Филя потушил лампу, разделся, перекрестился во тьме, успев прочитать молитву на сон грядущий, завалился на пуховик. Вздохнул. Дуня лежала к нему спиной, лицом к стене. Молчит, а он не смеет дотронуться до ее духмяного тела. Оторопь напала. Собака взлаяла в ограде, и опять стало тихо. Еще раз где-то уже в улице взлаяла собака. Угол дома треснул – мороз жучит. Слышит, Дуня мерно засопела. «Ну и лешак с ней, пущай спит!» Повернулся на правый бок и помолился:
– Слава Христе, не совратила!
И тут же вспомнилась домовитая Харитиньюшка. Уехал ли он от Харитиньюшки несовращенным, или во грехе и блуде по уши утоп, и сам того не разумеет!..

IV

Проснулся Филимон с третьими петухами. Из тепла да на дымчатую искристость мороза. Градусов под сорок. Старик-хозяин со вдовицей невесткой хлопотали во дворе. Вдовушка принесла два ведра степленной воды из бани. Филимон спасибо сказал и напоил коней. Отсыпал по мере овса в две торбы, подвесил коням на головы – пущай насыщаются красавцы. В конюховской избушке занялся сбруей – кое-где надо подтянуть, бляхи на шлеях надраить, чтоб все было чин чином.
Невестки хозяина успели подоить коров – по два ведра молока притащили. Филя прикинул: в зимнюю пору, когда коровы стельные, четыре ведра не надоишь от четырех. Наверное коров восемь. Старик тем временем скорняжничал – скоблил на стенке овечьи шкуры.
Сперва тихо, а потом все певучее зажжужал сепаратор. Эх-хе! Кабы завести такую машину – сколько было бы прибыли!..
Долго ждал, когда проснется землячка – пора бы и ехать. Пошел в горенку, зажег там лампу – серянки всегда при себе держал. Дуня так-то сладко потянулась, выпростав руки из-под одеяла. Щурясь на свет, усмехнулась:
– Воссиянный!.. Как крепко я спала. За целый век. И такой страшный сон приснился.
– В тепле с морозу завсегда сны видишь.
– Какие-то пожары, пожары! А я все бегу, бегу, а Конь Рыжий гонится за мною. Ужас! Который раз один и тот же сон вижу.
– Стало быть, сродственность поимели с Конем Рыжим, – ввернул Филя.
– Боженька! С кем только у меня не было сродственности, а все одна. – И, взглянув на Филимона: – Вот и с тобой, как сродственники спали под одним одеялом, а проснулась – одна-одинешенька. Сродственничка за всю ночь ни разу не почуяла. Ужли с Харитиньюшкой ты проживал таким же сродственником? Уйди, мерин, я оденусь.

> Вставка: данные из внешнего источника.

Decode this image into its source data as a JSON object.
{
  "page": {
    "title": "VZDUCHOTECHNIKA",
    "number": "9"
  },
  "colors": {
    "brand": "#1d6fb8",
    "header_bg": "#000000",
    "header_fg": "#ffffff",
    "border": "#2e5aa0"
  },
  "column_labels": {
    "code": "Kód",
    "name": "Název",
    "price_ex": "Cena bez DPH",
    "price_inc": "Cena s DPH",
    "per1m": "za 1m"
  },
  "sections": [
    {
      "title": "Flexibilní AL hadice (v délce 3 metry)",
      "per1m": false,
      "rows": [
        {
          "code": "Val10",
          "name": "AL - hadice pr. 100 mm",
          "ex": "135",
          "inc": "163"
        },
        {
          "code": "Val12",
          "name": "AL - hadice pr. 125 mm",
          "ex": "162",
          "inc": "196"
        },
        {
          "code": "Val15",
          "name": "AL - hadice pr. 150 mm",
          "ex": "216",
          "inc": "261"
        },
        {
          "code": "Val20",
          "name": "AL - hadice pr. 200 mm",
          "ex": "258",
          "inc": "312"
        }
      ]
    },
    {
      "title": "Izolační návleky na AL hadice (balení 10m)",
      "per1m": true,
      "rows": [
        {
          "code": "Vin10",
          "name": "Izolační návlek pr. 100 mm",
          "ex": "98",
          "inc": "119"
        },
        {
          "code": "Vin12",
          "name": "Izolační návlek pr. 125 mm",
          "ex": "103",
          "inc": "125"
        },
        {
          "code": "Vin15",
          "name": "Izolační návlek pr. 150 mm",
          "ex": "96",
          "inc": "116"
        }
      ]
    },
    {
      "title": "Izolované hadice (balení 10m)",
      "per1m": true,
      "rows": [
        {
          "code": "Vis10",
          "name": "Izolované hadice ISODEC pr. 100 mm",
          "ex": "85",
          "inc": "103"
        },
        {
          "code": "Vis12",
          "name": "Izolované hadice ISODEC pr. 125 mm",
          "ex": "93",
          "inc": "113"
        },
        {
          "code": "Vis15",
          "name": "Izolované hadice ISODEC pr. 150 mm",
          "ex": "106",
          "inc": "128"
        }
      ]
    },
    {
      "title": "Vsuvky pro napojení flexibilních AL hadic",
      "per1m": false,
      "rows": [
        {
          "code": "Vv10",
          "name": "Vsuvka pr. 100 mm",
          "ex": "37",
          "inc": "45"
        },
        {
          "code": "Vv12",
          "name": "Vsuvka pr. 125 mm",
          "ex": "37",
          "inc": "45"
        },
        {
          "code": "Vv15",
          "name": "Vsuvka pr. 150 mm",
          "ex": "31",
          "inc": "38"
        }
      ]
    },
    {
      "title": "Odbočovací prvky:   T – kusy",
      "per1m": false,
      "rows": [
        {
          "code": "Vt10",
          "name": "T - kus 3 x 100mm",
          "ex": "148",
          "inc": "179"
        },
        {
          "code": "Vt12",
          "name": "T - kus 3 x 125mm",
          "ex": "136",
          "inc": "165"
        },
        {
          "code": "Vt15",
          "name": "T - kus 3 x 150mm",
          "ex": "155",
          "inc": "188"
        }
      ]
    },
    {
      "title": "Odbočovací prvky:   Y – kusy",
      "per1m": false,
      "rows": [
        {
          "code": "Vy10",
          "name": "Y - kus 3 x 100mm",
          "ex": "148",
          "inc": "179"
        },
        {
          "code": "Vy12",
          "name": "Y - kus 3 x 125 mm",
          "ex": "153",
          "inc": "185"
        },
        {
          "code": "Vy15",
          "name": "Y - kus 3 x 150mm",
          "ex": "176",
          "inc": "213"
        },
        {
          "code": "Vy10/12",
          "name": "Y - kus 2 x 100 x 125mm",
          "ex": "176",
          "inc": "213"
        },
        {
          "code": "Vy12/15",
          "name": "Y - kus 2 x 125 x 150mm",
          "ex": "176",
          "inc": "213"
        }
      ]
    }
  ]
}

Слова Дуни, как горячие оладьи со сковороды на обе щеки. Эко поддела под ребра доченька упокойного миллионщика!
Чаевничали – Филя глаз не поднял на землячку.
Помог ей одеться, вывел к кошевке, заботливо усадил, гикнул, свистнул, щелкнул ременным бичом, и кони понесли рысью по сонной улице Даурска, а за селом – займищем…
Бегут, бегут сытые кони, колокольчики серебром разливаются в немую пустынность, а Филе невтерпеж – стыд ворочается в сердцевине. Чтоб баба в лицо кинула, что он не мужик, такого позора никто не сдюжит.
Дуня, ничего не подозревая, пригрелась возле Филимона и крепко уснула.
– Ужо, погоди!
Свернул с дороги и легкой рысью погнал лошадей в глубь займища. По всем приметам здесь не пашни, а сенокосные угодья. Версты две отъехал бездорожьем и увидел-таки в ложбине початый зарод. Кони шагом подтащили кошеву к зароду и мордами уткнулись в сено. Филя выскочил из кошевы, разрыл сено сбоку зарода, вернулся, достал из саквояжа Дунин браунинг, спрятал себе в карман, осторожно поднял землячку и опустил на мягкое сено.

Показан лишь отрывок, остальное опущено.